Installation view of 《Seven Times》 © Artspace Hohwa

The HOBAN Cultural Foundation presents 《Seven Times》, the exhibition of selected artists from the 8th National Young Artists Art Competition (H-EAA; Hoban Emerging Artist Awards). Drawing significant interest, the competition received applications from 728 artists. Through portfolio reviews and in-person evaluations of artworks, seven artists—08AM (Sejin Park), Minji Kim, Junho Moon, Hyunji Park, Songjun Lee, Eunwoo Jo, and Seong Joon Hong—were ultimately selected and are presented in this exhibition. Within the linear flow of time, these artists each place emphasis on their own temporal experiences, constructing distinct artistic worlds.

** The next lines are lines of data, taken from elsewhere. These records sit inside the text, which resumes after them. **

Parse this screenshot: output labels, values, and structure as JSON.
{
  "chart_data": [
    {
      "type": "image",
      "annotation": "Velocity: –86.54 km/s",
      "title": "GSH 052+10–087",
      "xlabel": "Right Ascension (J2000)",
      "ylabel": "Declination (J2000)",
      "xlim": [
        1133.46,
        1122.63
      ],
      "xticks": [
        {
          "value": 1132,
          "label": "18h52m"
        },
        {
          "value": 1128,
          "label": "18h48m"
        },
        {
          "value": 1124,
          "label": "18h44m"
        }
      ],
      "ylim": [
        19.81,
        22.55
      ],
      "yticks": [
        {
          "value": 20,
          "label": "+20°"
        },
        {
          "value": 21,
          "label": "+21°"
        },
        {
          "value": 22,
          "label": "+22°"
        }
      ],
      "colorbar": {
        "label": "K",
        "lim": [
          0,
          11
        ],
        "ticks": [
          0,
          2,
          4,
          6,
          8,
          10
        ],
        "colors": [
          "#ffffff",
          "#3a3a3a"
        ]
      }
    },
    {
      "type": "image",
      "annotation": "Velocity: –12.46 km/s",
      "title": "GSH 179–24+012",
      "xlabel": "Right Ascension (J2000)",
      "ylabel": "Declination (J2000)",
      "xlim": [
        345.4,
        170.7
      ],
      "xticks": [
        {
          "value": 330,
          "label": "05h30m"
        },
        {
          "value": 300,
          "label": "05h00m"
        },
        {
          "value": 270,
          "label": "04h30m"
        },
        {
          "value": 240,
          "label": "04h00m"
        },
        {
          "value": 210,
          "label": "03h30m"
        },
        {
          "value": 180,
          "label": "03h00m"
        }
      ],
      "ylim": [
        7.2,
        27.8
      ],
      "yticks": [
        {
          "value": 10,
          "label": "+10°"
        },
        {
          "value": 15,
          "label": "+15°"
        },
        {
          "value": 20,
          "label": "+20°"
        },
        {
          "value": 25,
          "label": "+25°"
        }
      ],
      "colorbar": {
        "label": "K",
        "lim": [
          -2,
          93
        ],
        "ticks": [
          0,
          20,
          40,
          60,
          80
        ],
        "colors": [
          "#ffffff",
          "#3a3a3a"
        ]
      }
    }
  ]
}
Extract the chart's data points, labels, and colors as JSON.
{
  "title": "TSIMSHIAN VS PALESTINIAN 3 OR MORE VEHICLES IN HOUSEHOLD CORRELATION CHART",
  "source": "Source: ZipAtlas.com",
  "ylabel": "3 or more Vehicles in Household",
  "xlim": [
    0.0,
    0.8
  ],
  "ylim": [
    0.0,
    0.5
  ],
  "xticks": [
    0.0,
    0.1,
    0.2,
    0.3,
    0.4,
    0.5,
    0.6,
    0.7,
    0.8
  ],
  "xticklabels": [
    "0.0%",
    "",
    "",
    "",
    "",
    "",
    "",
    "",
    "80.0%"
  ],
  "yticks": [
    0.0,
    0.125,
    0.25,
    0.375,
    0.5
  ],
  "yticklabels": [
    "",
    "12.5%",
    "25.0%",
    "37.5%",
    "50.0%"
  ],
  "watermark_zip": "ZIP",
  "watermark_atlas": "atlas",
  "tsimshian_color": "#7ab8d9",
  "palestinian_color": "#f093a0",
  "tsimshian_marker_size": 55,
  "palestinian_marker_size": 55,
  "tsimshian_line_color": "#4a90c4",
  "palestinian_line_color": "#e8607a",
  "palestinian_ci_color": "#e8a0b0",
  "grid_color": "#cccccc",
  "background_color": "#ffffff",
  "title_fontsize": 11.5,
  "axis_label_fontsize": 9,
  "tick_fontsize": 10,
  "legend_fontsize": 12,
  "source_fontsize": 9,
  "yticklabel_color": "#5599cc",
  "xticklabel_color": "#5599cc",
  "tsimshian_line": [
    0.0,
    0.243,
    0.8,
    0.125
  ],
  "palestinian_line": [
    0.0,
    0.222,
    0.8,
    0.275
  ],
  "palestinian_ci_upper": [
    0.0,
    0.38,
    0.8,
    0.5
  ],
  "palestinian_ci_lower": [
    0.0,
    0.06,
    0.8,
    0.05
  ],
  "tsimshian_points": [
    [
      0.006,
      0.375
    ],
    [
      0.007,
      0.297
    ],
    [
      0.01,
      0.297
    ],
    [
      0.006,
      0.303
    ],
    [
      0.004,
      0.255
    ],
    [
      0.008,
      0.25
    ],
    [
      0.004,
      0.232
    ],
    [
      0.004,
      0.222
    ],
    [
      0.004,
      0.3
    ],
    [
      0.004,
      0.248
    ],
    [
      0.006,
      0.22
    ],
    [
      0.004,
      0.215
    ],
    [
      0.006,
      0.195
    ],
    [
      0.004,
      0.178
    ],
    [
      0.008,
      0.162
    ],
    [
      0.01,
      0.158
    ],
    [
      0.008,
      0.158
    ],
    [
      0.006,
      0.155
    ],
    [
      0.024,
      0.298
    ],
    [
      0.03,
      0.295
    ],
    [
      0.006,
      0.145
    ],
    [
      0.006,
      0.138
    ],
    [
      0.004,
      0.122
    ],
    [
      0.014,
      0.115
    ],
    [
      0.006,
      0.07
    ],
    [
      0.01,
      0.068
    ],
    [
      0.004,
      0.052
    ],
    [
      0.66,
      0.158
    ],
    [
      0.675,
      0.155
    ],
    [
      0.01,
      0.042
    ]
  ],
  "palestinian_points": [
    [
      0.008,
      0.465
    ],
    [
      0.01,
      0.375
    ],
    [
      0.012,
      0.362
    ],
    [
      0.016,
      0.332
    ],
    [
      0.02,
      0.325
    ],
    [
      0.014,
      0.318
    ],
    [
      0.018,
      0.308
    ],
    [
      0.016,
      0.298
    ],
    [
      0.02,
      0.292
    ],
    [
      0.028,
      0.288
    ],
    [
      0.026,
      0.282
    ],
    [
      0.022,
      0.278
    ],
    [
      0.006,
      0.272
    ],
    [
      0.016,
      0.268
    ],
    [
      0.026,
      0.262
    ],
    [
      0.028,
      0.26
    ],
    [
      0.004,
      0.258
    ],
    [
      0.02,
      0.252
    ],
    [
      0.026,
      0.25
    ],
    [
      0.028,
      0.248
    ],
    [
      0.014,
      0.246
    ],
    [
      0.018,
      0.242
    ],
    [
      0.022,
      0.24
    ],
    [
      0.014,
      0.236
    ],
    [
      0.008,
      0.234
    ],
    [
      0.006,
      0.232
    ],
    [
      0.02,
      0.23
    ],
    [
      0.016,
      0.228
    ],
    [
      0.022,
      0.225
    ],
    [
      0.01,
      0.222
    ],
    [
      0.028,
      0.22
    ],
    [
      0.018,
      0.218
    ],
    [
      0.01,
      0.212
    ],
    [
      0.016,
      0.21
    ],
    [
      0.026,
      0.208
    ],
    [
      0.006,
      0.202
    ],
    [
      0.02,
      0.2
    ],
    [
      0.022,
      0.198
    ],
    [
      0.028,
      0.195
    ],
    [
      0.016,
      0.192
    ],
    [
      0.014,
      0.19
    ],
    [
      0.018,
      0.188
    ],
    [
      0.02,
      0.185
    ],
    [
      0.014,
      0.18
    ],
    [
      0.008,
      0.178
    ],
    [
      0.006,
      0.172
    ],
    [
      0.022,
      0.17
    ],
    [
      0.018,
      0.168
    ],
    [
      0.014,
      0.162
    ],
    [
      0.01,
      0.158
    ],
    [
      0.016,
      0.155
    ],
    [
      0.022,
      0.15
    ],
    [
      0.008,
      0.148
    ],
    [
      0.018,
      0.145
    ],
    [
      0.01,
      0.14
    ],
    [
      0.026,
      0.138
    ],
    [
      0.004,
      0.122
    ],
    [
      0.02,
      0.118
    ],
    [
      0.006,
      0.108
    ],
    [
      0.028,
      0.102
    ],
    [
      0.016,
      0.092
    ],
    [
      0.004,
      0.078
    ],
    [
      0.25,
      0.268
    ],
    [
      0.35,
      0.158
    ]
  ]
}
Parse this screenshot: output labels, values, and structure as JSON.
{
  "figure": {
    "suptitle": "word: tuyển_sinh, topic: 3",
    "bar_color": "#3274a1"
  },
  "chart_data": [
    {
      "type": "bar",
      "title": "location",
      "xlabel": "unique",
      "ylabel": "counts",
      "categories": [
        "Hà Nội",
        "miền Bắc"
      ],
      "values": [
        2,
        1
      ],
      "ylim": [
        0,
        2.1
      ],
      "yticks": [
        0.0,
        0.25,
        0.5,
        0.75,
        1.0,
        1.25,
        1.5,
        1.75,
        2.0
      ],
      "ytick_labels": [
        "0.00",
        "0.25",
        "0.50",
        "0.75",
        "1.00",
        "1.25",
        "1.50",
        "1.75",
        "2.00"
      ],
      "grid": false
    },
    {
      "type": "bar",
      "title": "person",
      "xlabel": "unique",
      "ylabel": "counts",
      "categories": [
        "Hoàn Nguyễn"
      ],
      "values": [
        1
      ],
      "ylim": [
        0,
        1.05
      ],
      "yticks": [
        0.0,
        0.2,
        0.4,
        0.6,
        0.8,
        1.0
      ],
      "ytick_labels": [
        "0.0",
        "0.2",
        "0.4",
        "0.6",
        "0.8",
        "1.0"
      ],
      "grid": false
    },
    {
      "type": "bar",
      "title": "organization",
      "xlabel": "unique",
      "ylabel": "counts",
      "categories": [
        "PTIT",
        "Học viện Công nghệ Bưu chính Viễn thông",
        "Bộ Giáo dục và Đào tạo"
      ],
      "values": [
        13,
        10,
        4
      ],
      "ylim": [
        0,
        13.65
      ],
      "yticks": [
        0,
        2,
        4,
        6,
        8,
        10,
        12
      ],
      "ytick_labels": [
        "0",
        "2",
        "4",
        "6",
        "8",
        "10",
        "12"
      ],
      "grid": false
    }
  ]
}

08AM (Sejin Park) investigates phenomena in which the pursuit of individual uniqueness ultimately arrives at universal forms, producing visual entities in their purest states. By depicting moments of surprise or clumsiness through lively characters, he embeds narratives within popular imagery. Through such devices that paradoxically return viewers to painting itself, the artist reactivates the questions embedded within his works.

Minji Kim proposes reflection through familiar everyday scenes, painting quiet impressions glimpsed through car windows while traveling back and forth to her hometown. Ink layered onto hanji absorbs the muted sound of rain, and the landscape fades beyond falling droplets. By deliberately juxtaposing unfamiliar gazes, windows, and rain, Kim employs the painterly medium to evoke deep empathy and create a poetic atmosphere.

Junho Moon continually philosophizes within his works by endowing paintings—rooted in questions that begin with nature—with natural materiality. Utilizing the physical properties of silicone, a commonly used material, he builds up layers and likens their subsequent physical transformations to natural processes. By questioning how works resembling nature become processed landscapes and undergo change, he challenges fixed perceptions and conventions.

Installation view of 《Seven Times》 © Artspace Hohwa

Hyunji Park conveys tactile messages through tufting techniques in order to capture faint memories or wishes. Nature offered comfort on anxious days, and threads extending from her fingertips became trees and flowers as she sought to express warmth. Titled “Utopia,” her works quietly self-generate within beautifully swelling surfaces reminiscent of dreams.

Songjun Lee explores the realism and reproducibility of photographic media, articulating discussions on the boundary between reality and virtuality. By reconstructing pixels and translating transformed images into sculptural language, he presents works as stainless-steel mirror balls. Expanding this approach, Lee focuses on the incidental visual effects generated by repetitive forms, pursuing an aesthetic inquiry.

Eunwoo Jo investigates themes that traverse the boundary between machines and humans through light, sound, and interactive art. By visualizing brainwaves and linking them to machines through reprogramming, his work enables interaction with “non-being” rather than human entities. Through methods that interweave these two realms, he proposes directions for coexistence, prompting philosophical reflection on humanity and science-based technology.

Seong Joon Hong intentionally constructs illusion within the painterly frame, yet by delving into the materiality of painting itself, he approaches more fundamental questions. In his works, what vision initially perceives is the realistic representation of objects; subsequently, what is physically recognized is painting as a three-dimensional material entity. Continuing an art-historical lineage that has addressed surface and support, the artist seeks multilayered painterliness.

The seven artists in this exhibition have each traversed countless overlapping moments of confusion, rendering their own scenes. Some metaphorize landscapes glimpsed ahead of others as unidentified substances; others filter shocking contemporary moments through painterly devices; still others, unable to step away from their place, extract and contain landscapes traversed by their own minds.

Employing not only canvas but also hanji, silicone, fabric, stainless steel, light, and sound, the artists infinitely expand the possibilities of art, offering insight into recent trends in multi-media research. Narratives that originate from individual artists ultimately transform into aesthetic forms through their works, remaining as universal messages.

The HOBAN Cultural Foundation hopes that the keenly sensed experiences of artists who have willingly endured arduous times may unfold as seven distinct yet interconnected temporal dimensions.